How this all began, part 1 - crochet!

I've been crocheting since the winter of 2000/2001. Somewhere, for some reason, I thought it'd be cool to make mittens, and crocheting was easier for me to learn from the internet. I started with a multipack of plastic Susan Bates hooks and a ball of Sugar and Creme. I graduated to Super Saver and a free afghan pattern from Lion Brand that was meant to be made with Homespun.

I have not yet made mittens or anything out of Homespun.

The afghan wound up huge, yellow and navy striped, and very good for University of Michigan fans. Or members of Alpha Chi Sigma, the chemistry professional fraternity. I am neither. It now lives on a loveseat in an uninhabited part of my mother's house, collecting dust and cat hair. Which is kind of sad. I should really take it, wash it, and give it to someone who would use it. Or Warm Up America. Or Goodwill. But it's my first afghan, I can't do that. It will be mine forever.

There have been other things since. Several baby blankets, nylon purses, two other full-sized afghans, countless scarves, including probably thirty or so orange-and-blue stranded mesh ones that the Auburn Democrats wanted to sell for charity. I hope they eventually sold some. A doily or two, and several snowflake christmas ornaments that still haven't been stiffened.

I'm still partial to Susan Bates hooks. Clover ones are good too, but Boye hooks drive me nuts with their pointy barb on the hook. Aluminum and plastic, the bamboo one I used once was not fun.

I love granny squares, after the mathghan they're a favorite way to do things. Plus you get to play Latin squares with them. I'm working on a granny baby blanket right now, and it's going to be a pair of orthogonal Latin squares of order 3. I tried to knit this one, it was going to be my first knitted blanket, but I got bored. And then I got annoyed. So I whipped up a granny and tried to knit into it, and that got annoying too. So now it's just going to be granny squares.

My grandmother taught me enough to make a chain. From her I learned single and double crochets too, but I forgot those throughout the years. I was 21 when I decided I needed to make stuff from yarn, and used her green Learn How book (copyright 1959) as a reference. She made my mom an orange and brown Park Lane afghan when Mom left home, and we had it on the couch in the living room when I was growing up. I was delighted to find the pattern in a library book and still have it on file. When I find the right colors for my home, I'm going to have that afghan in my living room too. But definitely not in orange and brown.

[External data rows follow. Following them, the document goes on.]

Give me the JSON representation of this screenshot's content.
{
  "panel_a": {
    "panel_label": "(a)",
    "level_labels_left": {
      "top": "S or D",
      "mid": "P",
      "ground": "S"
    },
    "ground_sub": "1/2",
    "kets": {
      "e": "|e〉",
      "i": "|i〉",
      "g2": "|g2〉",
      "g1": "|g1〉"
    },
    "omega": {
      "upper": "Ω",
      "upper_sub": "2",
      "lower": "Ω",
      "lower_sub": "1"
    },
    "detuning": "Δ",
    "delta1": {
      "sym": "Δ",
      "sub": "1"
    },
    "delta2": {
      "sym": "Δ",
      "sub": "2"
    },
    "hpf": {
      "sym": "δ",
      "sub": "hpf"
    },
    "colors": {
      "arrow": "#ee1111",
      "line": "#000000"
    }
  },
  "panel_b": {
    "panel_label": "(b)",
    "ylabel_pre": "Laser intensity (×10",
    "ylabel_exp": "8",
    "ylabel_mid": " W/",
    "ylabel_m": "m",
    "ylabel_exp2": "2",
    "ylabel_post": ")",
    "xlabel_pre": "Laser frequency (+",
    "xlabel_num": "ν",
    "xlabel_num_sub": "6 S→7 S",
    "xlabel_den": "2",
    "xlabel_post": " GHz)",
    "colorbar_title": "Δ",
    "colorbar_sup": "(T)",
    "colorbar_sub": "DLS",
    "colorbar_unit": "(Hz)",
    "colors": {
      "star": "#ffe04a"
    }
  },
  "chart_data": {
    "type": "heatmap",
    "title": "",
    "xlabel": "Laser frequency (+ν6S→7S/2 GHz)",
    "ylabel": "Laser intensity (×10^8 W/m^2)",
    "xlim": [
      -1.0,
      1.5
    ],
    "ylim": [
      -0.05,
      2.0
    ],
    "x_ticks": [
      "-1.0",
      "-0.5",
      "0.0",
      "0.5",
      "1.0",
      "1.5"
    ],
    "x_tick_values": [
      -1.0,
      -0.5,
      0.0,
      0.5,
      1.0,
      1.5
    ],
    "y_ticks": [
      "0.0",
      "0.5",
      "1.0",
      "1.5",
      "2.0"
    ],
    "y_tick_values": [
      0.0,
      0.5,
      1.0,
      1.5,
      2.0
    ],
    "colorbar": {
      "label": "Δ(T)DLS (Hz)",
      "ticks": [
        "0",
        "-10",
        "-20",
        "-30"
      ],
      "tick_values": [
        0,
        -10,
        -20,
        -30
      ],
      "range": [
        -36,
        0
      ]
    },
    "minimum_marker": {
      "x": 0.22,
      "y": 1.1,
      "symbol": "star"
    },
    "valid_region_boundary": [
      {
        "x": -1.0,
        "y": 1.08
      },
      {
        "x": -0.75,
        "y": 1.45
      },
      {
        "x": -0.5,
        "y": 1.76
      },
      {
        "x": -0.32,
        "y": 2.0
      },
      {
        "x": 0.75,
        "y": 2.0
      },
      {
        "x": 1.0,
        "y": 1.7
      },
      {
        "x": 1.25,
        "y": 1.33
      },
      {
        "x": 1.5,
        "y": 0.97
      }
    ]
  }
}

Next time - knitting and its dangers

Wednesday, May 2, 2007

Mathghan

So, while I was spending five years in graduate school, getting some math larnin' so I could eventually score standardized exams for peanuts, I wasn't always studying. I spent a lot of time working on this:



It's a self-orthogonal latin square of order ten, which sounds complicated, but isn't really. You've done Sudoku? It's like that, except without the smaller 3x3 parts. Each column and row have each color exactly once in the outside and inside parts of the granny square. Every possible coupling of outside and inside colors is there, and if you flip the thing along the upper-left to lower-right diagonal, the inside and outside colors match. See the upper right corner? It's blue on the inside and black on the outside. The opposite corner is the reverse. This is a pretty nifty mathematical construct that for the longest time was conjectured not to exist. (Seriously, if you asked Euler, it totally would never happen.)

I took it to seminar and everyone thought it was cool.

Crafting-wise, it's pretty easy. The hard part is that every square is different. Other than that, it's 100 granny squares in ten colors, done in Red Heart acrylic. They're whipstitched together and there's a border row of single crochet around. Actually, the hard part was assembling in the right order. I looked this particular square up in a journal, so it wasn't like it was a puzzle or anything, but it was still annoying.

It lives on the back of our couch now, when it's not needed for its bright happy warmth.